[llvm] [Offload] Rework `MAX_WORK_GROUP_SIZE` (PR #151926)
via llvm-commits
llvm-commits at lists.llvm.org
Mon Aug 4 02:14:31 PDT 2025
llvmbot wrote:
<!--LLVM PR SUMMARY COMMENT-->
@llvm/pr-subscribers-backend-amdgpu
@llvm/pr-subscribers-offload
Author: Ross Brunton (RossBrunton)
<details>
<summary>Changes</summary>
`MAX_WORK_GROUP_SIZE` now represents the maximum total number of work
groups the device can allocate, rather than the maximum per dimension.
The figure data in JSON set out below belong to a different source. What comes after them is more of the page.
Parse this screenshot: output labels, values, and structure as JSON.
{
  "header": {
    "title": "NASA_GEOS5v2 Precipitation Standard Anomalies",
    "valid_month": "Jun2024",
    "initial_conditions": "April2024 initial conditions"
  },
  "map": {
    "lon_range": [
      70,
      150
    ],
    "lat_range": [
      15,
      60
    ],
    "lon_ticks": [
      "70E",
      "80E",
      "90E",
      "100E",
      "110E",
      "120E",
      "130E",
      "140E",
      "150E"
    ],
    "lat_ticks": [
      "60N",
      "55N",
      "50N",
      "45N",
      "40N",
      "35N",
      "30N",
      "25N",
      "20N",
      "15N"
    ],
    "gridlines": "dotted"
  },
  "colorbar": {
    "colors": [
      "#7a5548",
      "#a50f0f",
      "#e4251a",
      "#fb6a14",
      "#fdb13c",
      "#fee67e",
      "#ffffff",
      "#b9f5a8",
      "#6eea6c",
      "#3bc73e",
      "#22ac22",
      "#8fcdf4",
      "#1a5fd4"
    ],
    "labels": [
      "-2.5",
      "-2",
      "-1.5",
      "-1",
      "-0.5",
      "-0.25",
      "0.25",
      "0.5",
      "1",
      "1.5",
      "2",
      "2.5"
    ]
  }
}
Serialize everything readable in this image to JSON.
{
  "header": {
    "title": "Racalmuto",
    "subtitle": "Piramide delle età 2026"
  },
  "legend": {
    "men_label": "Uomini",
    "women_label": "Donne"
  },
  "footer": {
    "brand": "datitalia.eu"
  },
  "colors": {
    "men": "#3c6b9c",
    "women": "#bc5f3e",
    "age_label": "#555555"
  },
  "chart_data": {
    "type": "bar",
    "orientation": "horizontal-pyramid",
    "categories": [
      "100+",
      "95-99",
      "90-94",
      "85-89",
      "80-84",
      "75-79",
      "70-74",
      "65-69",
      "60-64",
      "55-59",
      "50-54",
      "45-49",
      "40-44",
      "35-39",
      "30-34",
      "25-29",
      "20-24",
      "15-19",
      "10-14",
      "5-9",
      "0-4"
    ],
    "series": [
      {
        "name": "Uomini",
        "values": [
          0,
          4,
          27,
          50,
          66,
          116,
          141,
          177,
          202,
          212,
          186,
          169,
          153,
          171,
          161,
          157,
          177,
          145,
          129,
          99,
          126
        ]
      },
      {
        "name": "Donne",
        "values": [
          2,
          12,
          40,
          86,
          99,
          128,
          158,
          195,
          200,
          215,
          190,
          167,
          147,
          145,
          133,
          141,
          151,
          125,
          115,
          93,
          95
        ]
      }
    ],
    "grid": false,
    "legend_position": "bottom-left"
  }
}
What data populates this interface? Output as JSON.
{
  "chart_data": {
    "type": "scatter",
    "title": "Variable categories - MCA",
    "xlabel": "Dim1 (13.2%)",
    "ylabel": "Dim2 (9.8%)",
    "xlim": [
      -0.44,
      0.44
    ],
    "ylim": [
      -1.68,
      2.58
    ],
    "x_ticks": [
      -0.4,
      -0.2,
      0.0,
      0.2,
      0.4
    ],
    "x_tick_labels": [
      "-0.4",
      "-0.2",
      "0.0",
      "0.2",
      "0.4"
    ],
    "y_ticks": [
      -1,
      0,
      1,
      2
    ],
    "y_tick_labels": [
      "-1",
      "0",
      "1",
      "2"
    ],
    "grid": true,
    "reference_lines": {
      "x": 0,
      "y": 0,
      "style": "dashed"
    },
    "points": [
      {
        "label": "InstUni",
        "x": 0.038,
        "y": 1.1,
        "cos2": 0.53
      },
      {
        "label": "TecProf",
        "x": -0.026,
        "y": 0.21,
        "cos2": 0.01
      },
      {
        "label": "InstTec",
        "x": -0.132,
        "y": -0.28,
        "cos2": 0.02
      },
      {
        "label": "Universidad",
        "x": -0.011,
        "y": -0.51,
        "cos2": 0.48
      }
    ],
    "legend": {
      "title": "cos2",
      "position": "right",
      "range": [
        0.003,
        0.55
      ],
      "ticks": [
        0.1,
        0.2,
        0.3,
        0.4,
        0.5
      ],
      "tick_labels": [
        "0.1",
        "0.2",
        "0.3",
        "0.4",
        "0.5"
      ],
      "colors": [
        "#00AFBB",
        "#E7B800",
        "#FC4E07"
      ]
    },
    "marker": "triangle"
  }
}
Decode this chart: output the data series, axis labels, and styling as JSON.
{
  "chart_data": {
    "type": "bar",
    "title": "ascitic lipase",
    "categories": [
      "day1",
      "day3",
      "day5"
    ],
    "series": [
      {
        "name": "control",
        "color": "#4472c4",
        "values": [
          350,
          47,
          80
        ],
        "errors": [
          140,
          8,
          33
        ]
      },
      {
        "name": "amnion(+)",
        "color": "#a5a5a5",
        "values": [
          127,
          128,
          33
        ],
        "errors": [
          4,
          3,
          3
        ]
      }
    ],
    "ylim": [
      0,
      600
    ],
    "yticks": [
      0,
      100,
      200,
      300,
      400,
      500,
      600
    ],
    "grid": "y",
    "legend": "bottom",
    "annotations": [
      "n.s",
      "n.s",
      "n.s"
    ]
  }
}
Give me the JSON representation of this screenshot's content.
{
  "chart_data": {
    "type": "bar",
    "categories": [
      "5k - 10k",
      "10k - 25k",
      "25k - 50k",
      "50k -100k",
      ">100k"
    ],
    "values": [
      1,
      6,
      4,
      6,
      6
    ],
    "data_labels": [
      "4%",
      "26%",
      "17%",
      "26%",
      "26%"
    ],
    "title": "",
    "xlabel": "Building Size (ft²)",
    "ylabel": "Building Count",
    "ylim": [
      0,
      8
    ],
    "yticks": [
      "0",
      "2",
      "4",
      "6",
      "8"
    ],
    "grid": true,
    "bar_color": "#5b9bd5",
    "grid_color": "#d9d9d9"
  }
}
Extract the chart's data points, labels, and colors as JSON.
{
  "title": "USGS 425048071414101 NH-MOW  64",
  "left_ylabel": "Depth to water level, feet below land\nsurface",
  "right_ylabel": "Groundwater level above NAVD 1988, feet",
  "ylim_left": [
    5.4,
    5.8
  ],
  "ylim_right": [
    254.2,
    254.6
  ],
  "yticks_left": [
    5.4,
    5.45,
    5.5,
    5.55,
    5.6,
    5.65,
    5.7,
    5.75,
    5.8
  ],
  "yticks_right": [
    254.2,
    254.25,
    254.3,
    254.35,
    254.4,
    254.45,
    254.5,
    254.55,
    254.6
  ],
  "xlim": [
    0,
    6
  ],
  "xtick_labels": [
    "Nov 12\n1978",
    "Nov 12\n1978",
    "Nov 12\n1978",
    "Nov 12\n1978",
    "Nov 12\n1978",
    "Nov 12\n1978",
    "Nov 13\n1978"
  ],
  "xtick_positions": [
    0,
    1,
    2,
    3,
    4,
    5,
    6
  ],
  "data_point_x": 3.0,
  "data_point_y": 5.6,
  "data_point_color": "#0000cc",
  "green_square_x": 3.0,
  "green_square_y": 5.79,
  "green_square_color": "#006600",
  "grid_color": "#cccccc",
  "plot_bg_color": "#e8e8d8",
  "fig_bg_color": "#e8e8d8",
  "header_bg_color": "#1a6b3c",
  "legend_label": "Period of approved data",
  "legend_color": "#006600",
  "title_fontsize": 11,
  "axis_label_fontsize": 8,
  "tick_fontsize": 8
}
`MAX_WORK_GROUP_SIZE_PER_DIMENSION` has been added, which has the old
behaviour.
---
Full diff: https://github.com/llvm/llvm-project/pull/151926.diff
6 Files Affected:
- (modified) offload/liboffload/API/Device.td (+2-1)
- (modified) offload/liboffload/src/OffloadImpl.cpp (+14)
- (modified) offload/plugins-nextgen/amdgpu/src/rtl.cpp (+3-2)
- (modified) offload/plugins-nextgen/cuda/src/rtl.cpp (+3-2)
- (modified) offload/unittests/OffloadAPI/device/olGetDeviceInfo.cpp (+9-1)
- (modified) offload/unittests/OffloadAPI/device/olGetDeviceInfoSize.cpp (+7)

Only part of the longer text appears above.